Das Buch richtet sich insofern aber an fortgeschrittene CSS-Anwender: CSS 2.1 sollte man quasi auswendig können, ehe man mit der Lektüre beginnt – und für ein schnelles Querlesen sind die Beispiele auch nicht geeignet, dieser Titel ist ein ausgesprochenes Arbeitsbuch. Sehr schön: Die Codebeispiele stehen nicht nur im Buch, sondern werden auch über das Code-Playground-Tool Dabblet zum interaktiven Ausprobieren zur Verfügung gestellt – ideal für das schnelle Verständnis von Variationen und auch als Testumgebung! Als Wehmutstropfen bleibt alleine, dass sich die Beispiele so tief in der Funktionalität von CSS 3 bewegen, dass man bezüglich der Anwendbarkeit auf Websites und Online-Applikationen beschränkt bleibt: Als eBook-Designer dürfte man kaum eines der CSS-Features in irgendeinem EPUB-Reader realisiert bekommen – was den Wert des Titels an sich aber in keiner Weise schmälert.
Wer daneben noch nach einer guten CSS-Referenz sucht, sollte einen Blick auf das 2016 gelaunchte cssreference.io werfen: diese kleine, aber feine Referenzseite listet zunächst wie sonst üblich alle CSS-Eigenschaften aus CSS 3 – bietet daneben aber auch Beispielcodes und vor allem visuelle Darstellungen für alle gezeigten Eigenschaften und Werte, die direkt im Browser angezeigt werden. Zusammen mit einem Webcode-Playground-Tool wie CodePen oder dem oben erwähnten Dabblet ergibt sich so eine ideale Lernumgebung, die man auch beim Arbeiten im Code immer wieder zu Rate ziehen kann (mit htmlreference.io gibt es inzwischen auch eine Geschwister-Seite für HTML).
EPUB und InDesign
Mit InDesign eBooks im EPUB-Format zu erzeugen, ist eine Angelegenheit mit einigen Ecken und Kanten – aber aufgrund der großen Menge an InDesign-Nutzern auch ein Problem, das relativ viele Menschen betrifft. Wer von Null an in die Thematik einsteigen will oder muss, für den ist Andrea Nienhaus‘ Überblick „E-Books bauen in InDesign“ aus der Page genau das Richtige: ursprünglich in der Ausgabe 09.2015 der (gedruckten) Page erschienen und jüngst online (wieder-)veröffentlicht zeigt der eGuide alle wichtigen Schritte von der InDesign-Datei über die Vorarbeiten und die Export-Vorbereitung bis hin zur fertig exportierten EPUB-Datei und dem nötigen Finishing in Tools wie Sigil. Bei der Kürze des kostenlosen Guides können natürlich nicht alle denkbaren Eventualitäten berücksichtigt werden, aber für einen intuitiven Einstieg ist die Übersicht sehr gut geeignet – und für einfache Titel aus dem Belletristik- oder Selfpublishing-Bereich sollte der Grundablauf auf jeden Fall ausreichend sein.

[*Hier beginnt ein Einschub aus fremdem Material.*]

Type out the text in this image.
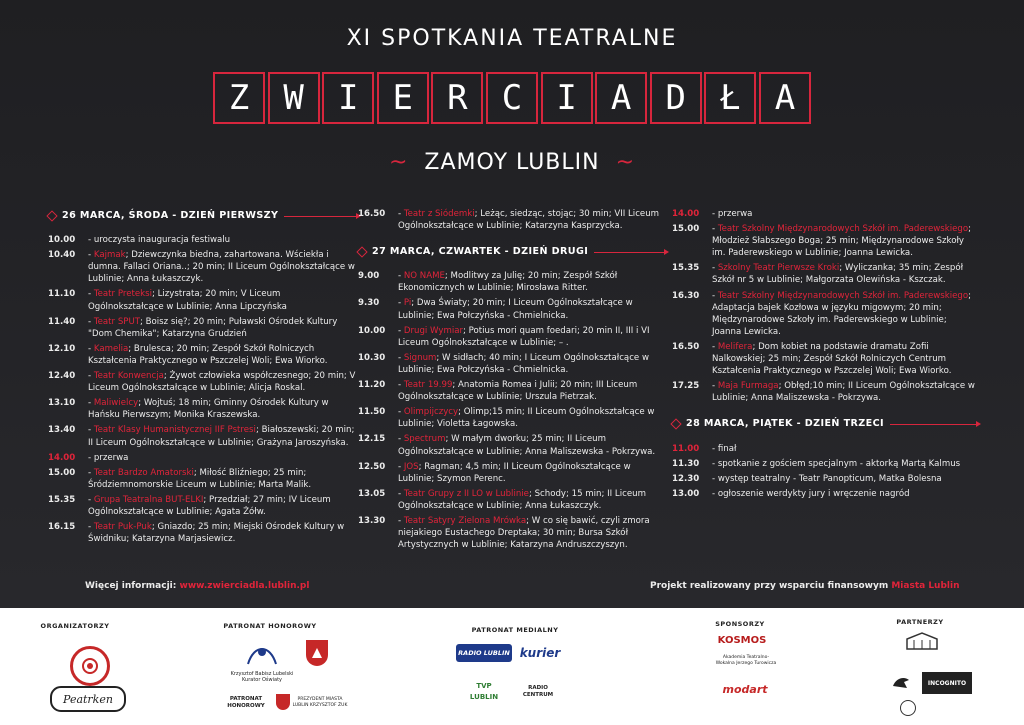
XI SPOTKANIA TEATRALNE
Z	W	I	E	R	C	I	A	D	Ł	A
~ ZAMOY LUBLIN ~
26 MARCA, ŚRODA - DZIEŃ PIERWSZY
10.00	- uroczysta inauguracja festiwalu
10.40	- Kajmak; Dziewczynka biedna, zahartowana. Wściekła i dumna. Fallaci Oriana..; 20 min; II Liceum Ogólnokształcące w Lublinie; Anna Łukaszczyk.
11.10	- Teatr Preteksi; Lizystrata; 20 min; V Liceum Ogólnokształcące w Lublinie; Anna Lipczyńska
11.40	- Teatr SPUT; Boisz się?; 20 min; Puławski Ośrodek Kultury "Dom Chemika"; Katarzyna Grudzień
12.10	- Kamelia; Brulesca; 20 min; Zespół Szkół Rolniczych Kształcenia Praktycznego w Pszczelej Woli; Ewa Wiorko.
12.40	- Teatr Konwencja; Żywot człowieka współczesnego; 20 min; V Liceum Ogólnokształcące w Lublinie; Alicja Roskal.
13.10	- Maliwielcy; Wojtuś; 18 min; Gminny Ośrodek Kultury w Hańsku Pierwszym; Monika Kraszewska.
13.40	- Teatr Klasy Humanistycznej IIF Pstresi; Białoszewski; 20 min; II Liceum Ogólnokształcące w Lublinie; Grażyna Jaroszyńska.
14.00	- przerwa
15.00	- Teatr Bardzo Amatorski; Miłość Bliźniego; 25 min; Śródziemnomorskie Liceum w Lublinie; Marta Malik.
15.35	- Grupa Teatralna BUT-ELKI; Przedział; 27 min; IV Liceum Ogólnokształcące w Lublinie; Agata Żółw.
16.15	- Teatr Puk-Puk; Gniazdo; 25 min; Miejski Ośrodek Kultury w Świdniku; Katarzyna Marjasiewicz.
16.50	- Teatr z Siódemki; Leżąc, siedząc, stojąc; 30 min; VII Liceum Ogólnokształcące w Lublinie; Katarzyna Kasprzycka.
27 MARCA, CZWARTEK - DZIEŃ DRUGI
9.00	- NO NAME; Modlitwy za Julię; 20 min; Zespół Szkół Ekonomicznych w Lublinie; Mirosława Ritter.
9.30	- Pi; Dwa Światy; 20 min; I Liceum Ogólnokształcące w Lublinie; Ewa Połczyńska - Chmielnicka.
10.00	- Drugi Wymiar; Potius mori quam foedari; 20 min II, III i VI Liceum Ogólnokształcące w Lublinie; – .
10.30	- Signum; W sidłach; 40 min; I Liceum Ogólnokształcące w Lublinie; Ewa Połczyńska - Chmielnicka.
11.20	- Teatr 19.99; Anatomia Romea i Julii; 20 min; III Liceum Ogólnokształcące w Lublinie; Urszula Pietrzak.
11.50	- Olimpijczycy; Olimp;15 min; II Liceum Ogólnokształcące w Lublinie; Violetta Łagowska.
12.15	- Spectrum; W małym dworku; 25 min; II Liceum Ogólnokształcące w Lublinie; Anna Maliszewska - Pokrzywa.
12.50	- JOS; Ragman; 4,5 min; II Liceum Ogólnokształcące w Lublinie; Szymon Perenc.
13.05	- Teatr Grupy z II LO w Lublinie; Schody; 15 min; II Liceum Ogólnokształcące w Lublinie; Anna Łukaszczyk.
13.30	- Teatr Satyry Zielona Mrówka; W co się bawić, czyli zmora niejakiego Eustachego Dreptaka; 30 min; Bursa Szkół Artystycznych w Lublinie; Katarzyna Andruszczyszyn.
14.00	- przerwa
15.00	- Teatr Szkolny Międzynarodowych Szkół im. Paderewskiego; Młodzież Słabszego Boga; 25 min; Międzynarodowe Szkoły im. Paderewskiego w Lublinie; Joanna Lewicka.
15.35	- Szkolny Teatr Pierwsze Kroki; Wyliczanka; 35 min; Zespół Szkół nr 5 w Lublinie; Małgorzata Olewińska - Kszczak.
16.30	- Teatr Szkolny Międzynarodowych Szkół im. Paderewskiego; Adaptacja bajek Kozłowa w języku migowym; 20 min; Międzynarodowe Szkoły im. Paderewskiego w Lublinie; Joanna Lewicka.
16.50	- Melifera; Dom kobiet na podstawie dramatu Zofii Nalkowskiej; 25 min; Zespół Szkół Rolniczych Centrum Kształcenia Praktycznego w Pszczelej Woli; Ewa Wiorko.
17.25	- Maja Furmaga; Obłęd;10 min; II Liceum Ogólnokształcące w Lublinie; Anna Maliszewska - Pokrzywa.
28 MARCA, PIĄTEK - DZIEŃ TRZECI
11.00	- finał
11.30	- spotkanie z gościem specjalnym - aktorką Martą Kalmus
12.30	- występ teatralny - Teatr Panopticum, Matka Bolesna
13.00	- ogłoszenie werdykty jury i wręczenie nagród
Więcej informacji: www.zwierciadla.lublin.pl	Projekt realizowany przy wsparciu finansowym Miasta Lublin
ORGANIZATORZY
Peatrken
PATRONAT HONOROWY
Krzysztof Babisz Lubelski Kurator Oświaty
PATRONAT HONOROWY
PREZYDENT MIASTA LUBLIN KRZYSZTOF ŻUK
PATRONAT MEDIALNY
RADIO LUBLIN kurier
TVP LUBLIN
RADIO CENTRUM
SPONSORZY
KOSMOS
Akademia Teatralno-Wokalna Jerzego Turowicza
modart
PARTNERZY
INCOGNITO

Muss man dagegen tiefer in das Thema einsteigen, gibt es in deutscher Sprache nach wie vor quasi keine Alternative zu Yves Apels „E-Books mit InDesign CC“ (dpunkt Verlag): Der ausgewiesene InDesign-Experte hat sich dafür durch alle Untiefen von Adobes EPUB-Implementierung gearbeitet und präsentiert mit diesem Buch eine Anleitung, die kaum noch Fragen offen lassen sollte – dafür aber natürlich aufgrund der immensen Möglichkeiten von InDesign mit einer gewissen Komplexität verbunden ist. Leider ist der Titel mittlerweile schon drei Jahre alt und hat seitdem keine Neuauflage erfahren (was bei den aktuellen Versionszyklen der CC eine halbe Ewigkeit ist), insofern muss man sich die seitdem eingeführten Features dann doch wieder alleine erschließen – aber eine gute Referenz auf diesem Gebiet ist dennoch bares Geld wert. Als Ergänzung dazu kann der Blog von Yves Apel selbst sowie das stets lesenswerte einmanncombo.de dienen.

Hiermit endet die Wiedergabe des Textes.